I was fortunate and found real Plexiglas® (which is PMMA) for 4€ per 200x300x4mm piece on eBay. This is also the maximum working size of the commonly used K40 CO2 Lasercutter in many hackspaces, and therefore the perfect size to keep in stock for any project ;)

The ESP can provide a maximum of 500mA to the strip. In addition the chip itself draws up to 70mA.

A data wire (white) is connected to GPIO2 and the strip input D. Heads up: Programmable LED strips are directional! So check for the small arrows printed on the PCB and solder the wire in the correct orrientation (Arrow points in the direction of the "data flow" through the strip). The two power wires go to GND and VBus. VBus is also sometimes labeled as VIn or just 5V, depending on the brand of ESP8266.

A cable length of roughly 35mm is advised.

If you use a Chromeium-based browser, you can use Web-USB and easily flash your ESP in the browser. Just connect it via USB, visit install.wled.me and follow the instructions. This will also ask for your wifi credentials and already configure the ESP accordingly.

If you want to go the manual way, you can download the latest version from their Github Releases page, and follow their documentation. You can then configure wifi access either via the serial connection over USB-C or the fallback hotspot the ESP will open up after a short delay.

In the configuration menu under "LED Preferences", make sure to set the following three values:

• Max power draw to 500mA
• LED strip to SK6812 or WS281x depending on your strip
• Number of LEDs to 18

The code is pretty bad, really repetitive but does it's job.
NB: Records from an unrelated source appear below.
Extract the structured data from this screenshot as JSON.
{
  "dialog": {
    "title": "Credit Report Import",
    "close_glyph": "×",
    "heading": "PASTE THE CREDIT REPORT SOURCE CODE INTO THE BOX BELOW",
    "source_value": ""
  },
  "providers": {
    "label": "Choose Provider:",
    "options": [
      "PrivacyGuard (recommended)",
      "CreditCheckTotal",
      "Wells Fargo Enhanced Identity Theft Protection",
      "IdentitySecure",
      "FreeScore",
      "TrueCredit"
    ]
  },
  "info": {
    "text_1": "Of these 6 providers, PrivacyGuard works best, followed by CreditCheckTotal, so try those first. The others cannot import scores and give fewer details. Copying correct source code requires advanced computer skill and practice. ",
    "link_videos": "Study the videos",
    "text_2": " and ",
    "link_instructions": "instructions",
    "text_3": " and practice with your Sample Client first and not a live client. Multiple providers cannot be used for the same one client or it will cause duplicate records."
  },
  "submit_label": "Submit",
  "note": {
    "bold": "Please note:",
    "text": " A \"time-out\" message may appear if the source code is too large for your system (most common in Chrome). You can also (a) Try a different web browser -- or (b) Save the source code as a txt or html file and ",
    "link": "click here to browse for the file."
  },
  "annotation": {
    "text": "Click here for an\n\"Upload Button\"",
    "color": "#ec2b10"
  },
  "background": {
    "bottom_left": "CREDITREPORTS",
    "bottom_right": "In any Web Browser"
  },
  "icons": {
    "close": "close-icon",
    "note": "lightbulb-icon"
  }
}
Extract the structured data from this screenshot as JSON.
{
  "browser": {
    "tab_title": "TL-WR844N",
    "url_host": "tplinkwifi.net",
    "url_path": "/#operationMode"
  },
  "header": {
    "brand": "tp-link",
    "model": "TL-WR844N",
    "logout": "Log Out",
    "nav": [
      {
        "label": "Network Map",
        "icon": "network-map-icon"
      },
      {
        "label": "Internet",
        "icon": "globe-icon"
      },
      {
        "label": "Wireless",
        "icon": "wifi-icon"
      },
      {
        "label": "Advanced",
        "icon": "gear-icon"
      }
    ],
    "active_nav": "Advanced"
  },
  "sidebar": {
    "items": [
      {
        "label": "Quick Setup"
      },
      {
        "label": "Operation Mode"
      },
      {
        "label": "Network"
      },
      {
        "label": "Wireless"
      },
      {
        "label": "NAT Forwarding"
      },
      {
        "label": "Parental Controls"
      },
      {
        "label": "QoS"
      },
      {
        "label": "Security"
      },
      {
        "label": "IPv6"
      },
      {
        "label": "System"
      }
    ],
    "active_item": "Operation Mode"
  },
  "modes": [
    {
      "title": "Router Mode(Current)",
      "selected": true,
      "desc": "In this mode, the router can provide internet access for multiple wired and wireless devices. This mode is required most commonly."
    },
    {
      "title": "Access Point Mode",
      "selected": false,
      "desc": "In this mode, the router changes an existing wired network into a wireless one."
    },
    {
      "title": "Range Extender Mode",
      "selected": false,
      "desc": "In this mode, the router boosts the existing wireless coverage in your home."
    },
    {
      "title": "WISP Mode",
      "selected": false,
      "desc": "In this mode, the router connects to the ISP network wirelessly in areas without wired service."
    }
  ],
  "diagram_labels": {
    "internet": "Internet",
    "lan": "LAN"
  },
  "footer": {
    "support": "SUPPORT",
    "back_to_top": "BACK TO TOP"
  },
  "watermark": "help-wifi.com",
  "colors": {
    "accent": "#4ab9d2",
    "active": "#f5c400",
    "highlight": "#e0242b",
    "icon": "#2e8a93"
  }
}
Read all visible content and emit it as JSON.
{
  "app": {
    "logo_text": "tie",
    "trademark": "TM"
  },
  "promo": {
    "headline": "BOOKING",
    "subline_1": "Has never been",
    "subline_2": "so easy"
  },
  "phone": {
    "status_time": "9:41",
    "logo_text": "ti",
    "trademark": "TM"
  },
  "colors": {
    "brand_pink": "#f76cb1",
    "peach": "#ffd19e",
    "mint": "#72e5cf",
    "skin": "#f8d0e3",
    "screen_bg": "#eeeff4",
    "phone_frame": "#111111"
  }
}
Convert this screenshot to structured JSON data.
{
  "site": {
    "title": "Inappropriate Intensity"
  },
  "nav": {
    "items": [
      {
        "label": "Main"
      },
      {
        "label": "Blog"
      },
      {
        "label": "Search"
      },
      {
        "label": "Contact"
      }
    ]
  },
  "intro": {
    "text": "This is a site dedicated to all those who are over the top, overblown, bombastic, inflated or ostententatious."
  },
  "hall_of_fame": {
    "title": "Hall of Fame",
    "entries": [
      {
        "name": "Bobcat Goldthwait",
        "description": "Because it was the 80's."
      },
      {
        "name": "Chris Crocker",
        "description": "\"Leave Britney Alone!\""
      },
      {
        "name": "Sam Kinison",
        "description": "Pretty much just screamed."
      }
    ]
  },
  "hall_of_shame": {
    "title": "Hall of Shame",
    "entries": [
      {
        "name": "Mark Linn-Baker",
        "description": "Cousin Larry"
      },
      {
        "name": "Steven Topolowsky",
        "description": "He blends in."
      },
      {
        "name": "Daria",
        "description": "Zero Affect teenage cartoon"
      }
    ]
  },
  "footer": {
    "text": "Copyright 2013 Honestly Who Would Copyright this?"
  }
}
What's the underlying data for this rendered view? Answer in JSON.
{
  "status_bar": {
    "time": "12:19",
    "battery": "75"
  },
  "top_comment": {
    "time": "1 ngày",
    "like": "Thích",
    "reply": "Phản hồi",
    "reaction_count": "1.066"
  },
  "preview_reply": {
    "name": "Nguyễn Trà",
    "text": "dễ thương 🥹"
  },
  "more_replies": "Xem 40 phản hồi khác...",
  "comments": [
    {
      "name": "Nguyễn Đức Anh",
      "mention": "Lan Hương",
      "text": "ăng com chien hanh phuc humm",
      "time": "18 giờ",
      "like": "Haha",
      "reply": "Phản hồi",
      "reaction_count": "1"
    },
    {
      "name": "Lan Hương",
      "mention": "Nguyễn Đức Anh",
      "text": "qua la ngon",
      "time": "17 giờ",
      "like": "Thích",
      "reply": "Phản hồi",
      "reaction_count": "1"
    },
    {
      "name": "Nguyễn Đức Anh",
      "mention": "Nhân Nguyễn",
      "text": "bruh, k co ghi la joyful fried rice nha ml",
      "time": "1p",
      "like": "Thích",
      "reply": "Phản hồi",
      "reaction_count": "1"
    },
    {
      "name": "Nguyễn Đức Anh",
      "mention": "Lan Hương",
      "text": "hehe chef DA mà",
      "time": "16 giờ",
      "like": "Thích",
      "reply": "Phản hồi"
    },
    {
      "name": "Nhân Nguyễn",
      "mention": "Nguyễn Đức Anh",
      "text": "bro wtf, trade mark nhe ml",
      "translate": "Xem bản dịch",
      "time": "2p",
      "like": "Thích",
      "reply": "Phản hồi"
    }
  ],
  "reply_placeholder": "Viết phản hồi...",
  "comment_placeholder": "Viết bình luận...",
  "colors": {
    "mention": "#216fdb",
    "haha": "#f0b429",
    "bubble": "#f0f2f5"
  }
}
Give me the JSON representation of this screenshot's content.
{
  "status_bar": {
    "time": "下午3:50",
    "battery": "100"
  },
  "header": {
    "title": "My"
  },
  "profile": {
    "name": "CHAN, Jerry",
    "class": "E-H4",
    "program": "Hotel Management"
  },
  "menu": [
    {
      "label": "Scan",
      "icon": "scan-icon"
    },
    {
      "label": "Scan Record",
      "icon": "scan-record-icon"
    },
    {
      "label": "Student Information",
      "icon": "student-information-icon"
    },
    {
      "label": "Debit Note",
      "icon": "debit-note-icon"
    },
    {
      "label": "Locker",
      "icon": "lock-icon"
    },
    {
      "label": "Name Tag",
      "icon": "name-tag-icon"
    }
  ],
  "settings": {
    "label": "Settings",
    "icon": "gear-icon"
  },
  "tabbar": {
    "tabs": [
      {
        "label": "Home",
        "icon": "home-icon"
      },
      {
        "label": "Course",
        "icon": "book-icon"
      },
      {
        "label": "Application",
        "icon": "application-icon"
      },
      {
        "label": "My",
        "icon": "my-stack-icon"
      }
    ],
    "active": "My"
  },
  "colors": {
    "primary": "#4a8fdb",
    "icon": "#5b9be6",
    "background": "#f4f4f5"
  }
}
It's a simple model and there is a lot of refactoring in order. Feel free to send a merge request or meet up to discuss techniques over a cup of coffee.

You'll find two main variables at the top of the file to control the size of the acrylglas the rail is printed for.

The side-plate is "hidden" (via the "*" operator). To output stl files for the side plate(s) use the "!" operator instead.